Par David d'Arcy · Le Journal des Arts

Le 19 décembre 1997 - 1134 mots

Le tout nouveau Getty Center se voit consacrer deux ouvrages. L’un, signé par son architecte, se présente comme un récit autobiographique. Richard Meier y défend son projet, victime de multiples aléas. L’autre, fruit d’une collaboration entre les principaux responsables du Getty et publié par l’institution, évite soigneusement la polémique et se distingue par la richesse des illustrations.

Richard Meier présente sa création – le nouveau Getty Center, fruit de treize années de travail – sous une forme autobiographique.

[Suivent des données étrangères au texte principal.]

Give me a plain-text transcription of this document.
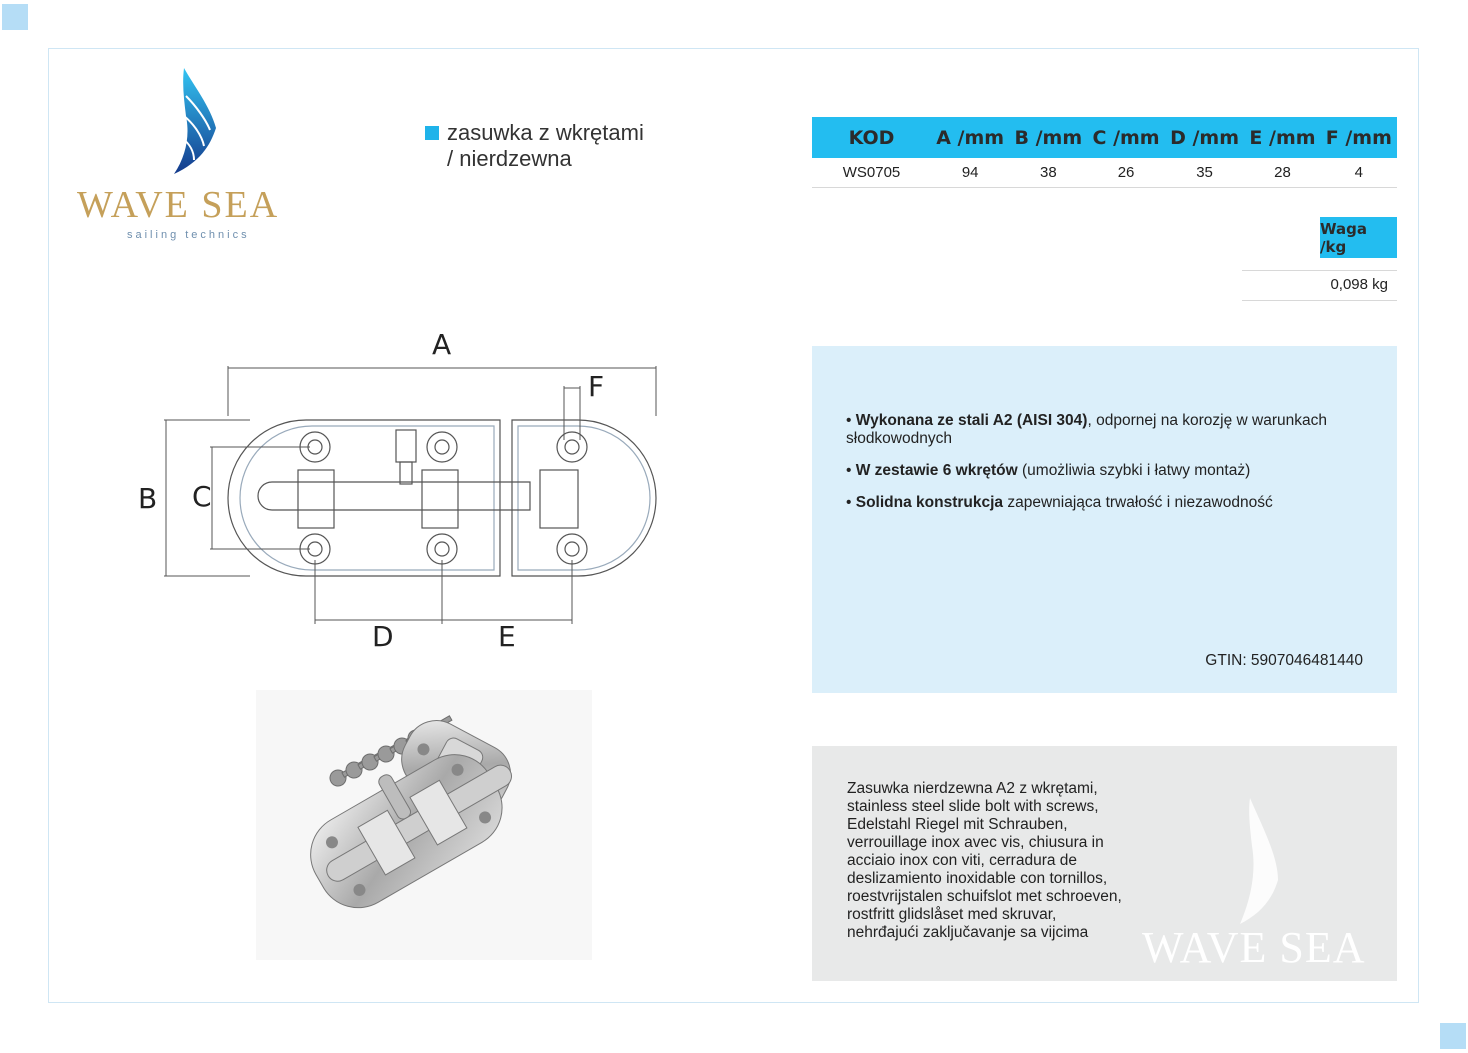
WAVE SEA
sailing technics
zasuwka z wkrętami
/ nierdzewna
KOD	A /mm	B /mm	C /mm	D /mm	E /mm	F /mm
WS0705	94	38	26	35	28	4
Waga /kg
0,098 kg
A
F
B C
D	E

• Wykonana ze stali A2 (AISI 304), odpornej na korozję w warunkach słodkowodnych

• W zestawie 6 wkrętów (umożliwia szybki i łatwy montaż)

• Solidna konstrukcja zapewniająca trwałość i niezawodność

GTIN: 5907046481440
WAVE SEA
Zasuwka nierdzewna A2 z wkrętami, stainless steel slide bolt with screws, Edelstahl Riegel mit Schrauben, verrouillage inox avec vis, chiusura in acciaio inox con viti, cerradura de deslizamiento inoxidable con tornillos, roestvrijstalen schuifslot met schroeven, rostfritt glidslåset med skruvar, nehrđajući zaključavanje sa vijcima
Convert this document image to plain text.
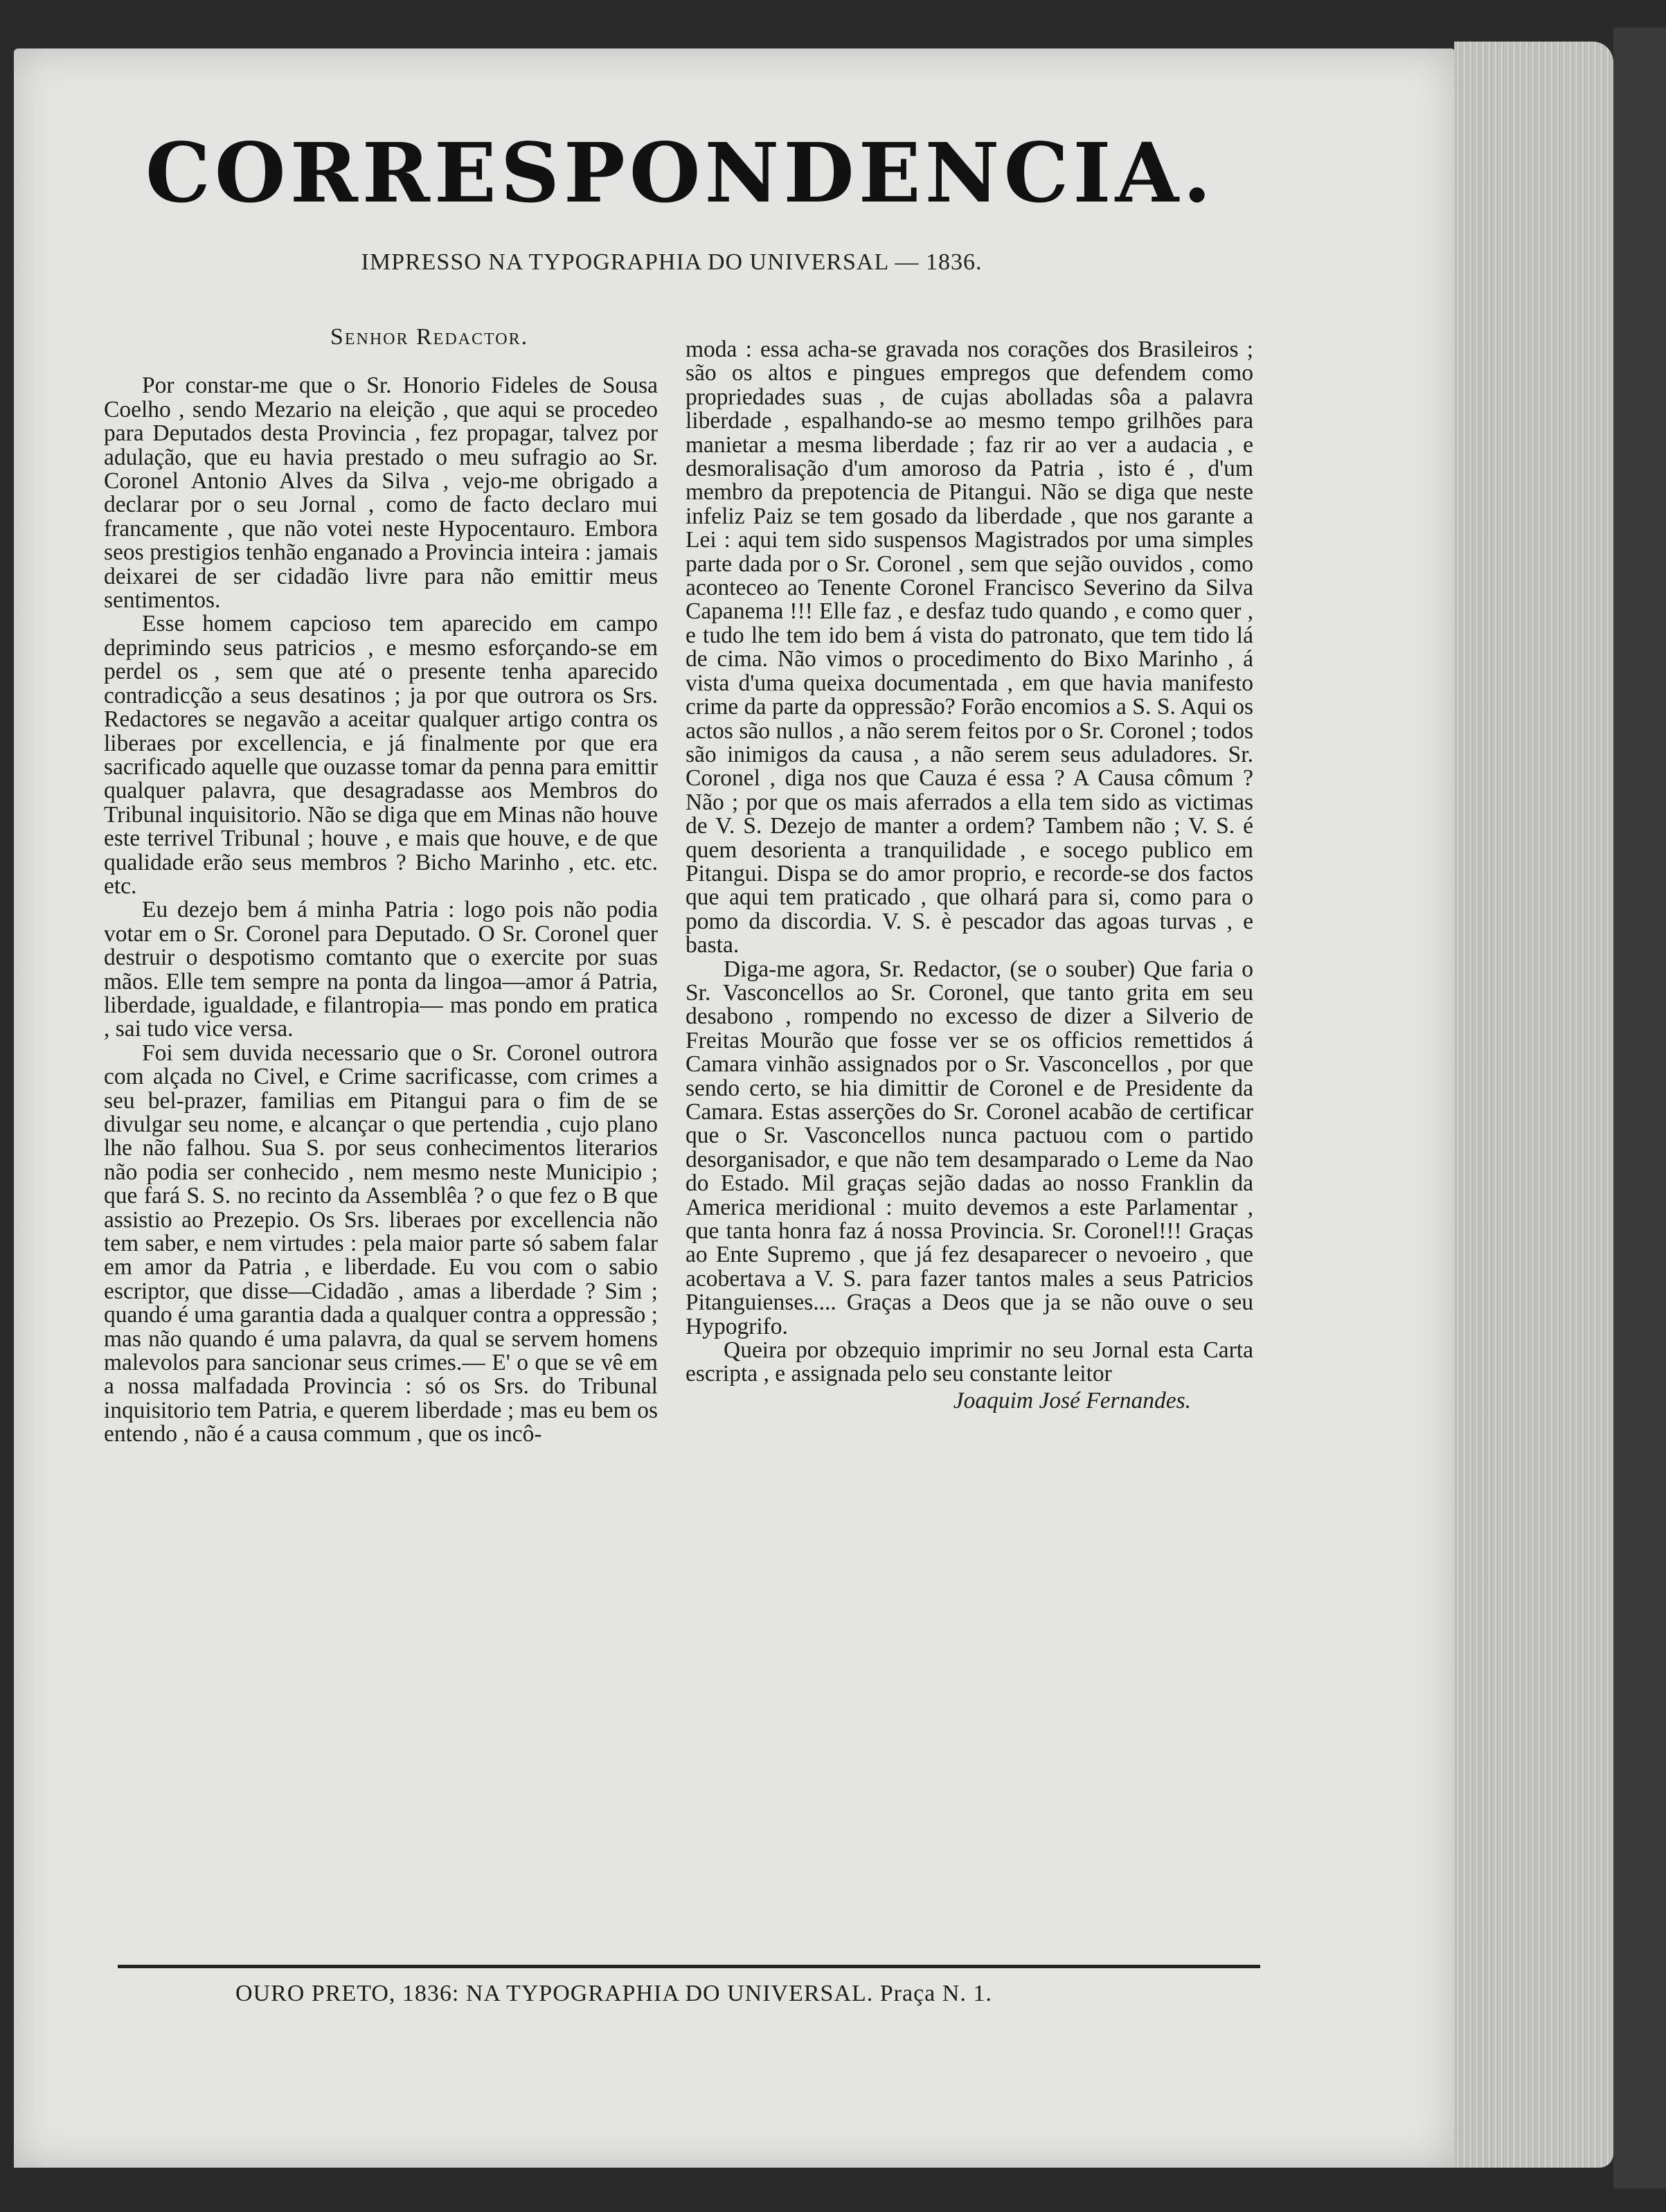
CORRESPONDENCIA.
IMPRESSO NA TYPOGRAPHIA DO UNIVERSAL — 1836.
Senhor Redactor.

Por constar-me que o Sr. Honorio Fideles de Sousa Coelho , sendo Mezario na eleição , que aqui se procedeo para Deputados desta Provincia , fez propagar, talvez por adulação, que eu havia prestado o meu sufragio ao Sr. Coronel Antonio Alves da Silva , vejo-me obrigado a declarar por o seu Jornal , como de facto declaro mui francamente , que não votei neste Hypocentauro. Embora seos prestigios tenhão enganado a Provincia inteira : jamais deixarei de ser cidadão livre para não emittir meus sentimentos.

Esse homem capcioso tem aparecido em campo deprimindo seus patricios , e mesmo esforçando-se em perdel os , sem que até o presente tenha aparecido contradicção a seus desatinos ; ja por que outrora os Srs. Redactores se negavão a aceitar qualquer artigo contra os liberaes por excellencia, e já finalmente por que era sacrificado aquelle que ouzasse tomar da penna para emittir qualquer palavra, que desagradasse aos Membros do Tribunal inquisitorio. Não se diga que em Minas não houve este terrivel Tribunal ; houve , e mais que houve, e de que qualidade erão seus membros ? Bicho Marinho , etc. etc. etc.

Eu dezejo bem á minha Patria : logo pois não podia votar em o Sr. Coronel para Deputado. O Sr. Coronel quer destruir o despotismo comtanto que o exercite por suas mãos. Elle tem sempre na ponta da lingoa—amor á Patria, liberdade, igualdade, e filantropia— mas pondo em pratica , sai tudo vice versa.

Foi sem duvida necessario que o Sr. Coronel outrora com alçada no Civel, e Crime sacrificasse, com crimes a seu bel-prazer, familias em Pitangui para o fim de se divulgar seu nome, e alcançar o que pertendia , cujo plano lhe não falhou. Sua S. por seus conhecimentos literarios não podia ser conhecido , nem mesmo neste Municipio ; que fará S. S. no recinto da Assemblêa ? o que fez o B que assistio ao Prezepio. Os Srs. liberaes por excellencia não tem saber, e nem virtudes : pela maior parte só sabem falar em amor da Patria , e liberdade. Eu vou com o sabio escriptor, que disse—Cidadão , amas a liberdade ? Sim ; quando é uma garantia dada a qualquer contra a oppressão ; mas não quando é uma palavra, da qual se servem homens malevolos para sancionar seus crimes.— E' o que se vê em a nossa malfadada Provincia : só os Srs. do Tribunal inquisitorio tem Patria, e querem liberdade ; mas eu bem os entendo , não é a causa commum , que os incô-

moda : essa acha-se gravada nos corações dos Brasileiros ; são os altos e pingues empregos que defendem como propriedades suas , de cujas abolladas sôa a palavra liberdade , espalhando-se ao mesmo tempo grilhões para manietar a mesma liberdade ; faz rir ao ver a audacia , e desmoralisação d'um amoroso da Patria , isto é , d'um membro da prepotencia de Pitangui. Não se diga que neste infeliz Paiz se tem gosado da liberdade , que nos garante a Lei : aqui tem sido suspensos Magistrados por uma simples parte dada por o Sr. Coronel , sem que sejão ouvidos , como aconteceo ao Tenente Coronel Francisco Severino da Silva Capanema !!! Elle faz , e desfaz tudo quando , e como quer , e tudo lhe tem ido bem á vista do patronato, que tem tido lá de cima. Não vimos o procedimento do Bixo Marinho , á vista d'uma queixa documentada , em que havia manifesto crime da parte da oppressão? Forão encomios a S. S. Aqui os actos são nullos , a não serem feitos por o Sr. Coronel ; todos são inimigos da causa , a não serem seus aduladores. Sr. Coronel , diga nos que Cauza é essa ? A Causa cômum ? Não ; por que os mais aferrados a ella tem sido as victimas de V. S. Dezejo de manter a ordem? Tambem não ; V. S. é quem desorienta a tranquilidade , e socego publico em Pitangui. Dispa se do amor proprio, e recorde-se dos factos que aqui tem praticado , que olhará para si, como para o pomo da discordia. V. S. è pescador das agoas turvas , e basta.

Diga-me agora, Sr. Redactor, (se o souber) Que faria o Sr. Vasconcellos ao Sr. Coronel, que tanto grita em seu desabono , rompendo no excesso de dizer a Silverio de Freitas Mourão que fosse ver se os officios remettidos á Camara vinhão assignados por o Sr. Vasconcellos , por que sendo certo, se hia dimittir de Coronel e de Presidente da Camara. Estas asserções do Sr. Coronel acabão de certificar que o Sr. Vasconcellos nunca pactuou com o partido desorganisador, e que não tem desamparado o Leme da Nao do Estado. Mil graças sejão dadas ao nosso Franklin da America meridional : muito devemos a este Parlamentar , que tanta honra faz á nossa Provincia. Sr. Coronel!!! Graças ao Ente Supremo , que já fez desaparecer o nevoeiro , que acobertava a V. S. para fazer tantos males a seus Patricios Pitanguienses.... Graças a Deos que ja se não ouve o seu Hypogrifo.

Queira por obzequio imprimir no seu Jornal esta Carta escripta , e assignada pelo seu constante leitor

Joaquim José Fernandes.
OURO PRETO, 1836: NA TYPOGRAPHIA DO UNIVERSAL. Praça N. 1.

Pourquoi pas ? L’architecte Frank Lloyd Wright, inspirateur de Meier, a parfois adopté le même procédé, tout comme J. Paul Getty, dont le style était cependant nettement moins ampoulé. D’ailleurs, le récit de Meier traite moins de la conception pure et simple du bâtiment que des péripéties de sa construction.

Les doléances du contractant milliardaire seront peut-être assimilées à des larmes de crocodile. Toutefois, comme pour la plupart des projets architecturaux, le Centre a connu son pesant de luttes et d’adversité. Meier raconte que les responsables du Getty, qui avaient fait preuve “d’intelligence” dans le choix du site, étaient horrifiés par le coût du bâtiment. De plus, explique-t-il, lors de la phase de conception, le Getty Museum et le Getty Trust ont créé une demi-douzaine de branches déléguées qui se sont toutes révélées des clients exigeants. Tandis que les coûts quittaient leur fourchette initiale de 70-100 millions de dollars pour s’élever à 300 millions et at­teindre finalement le milliard de dollars (près de 6 milliards de francs), les délais étaient également repoussés.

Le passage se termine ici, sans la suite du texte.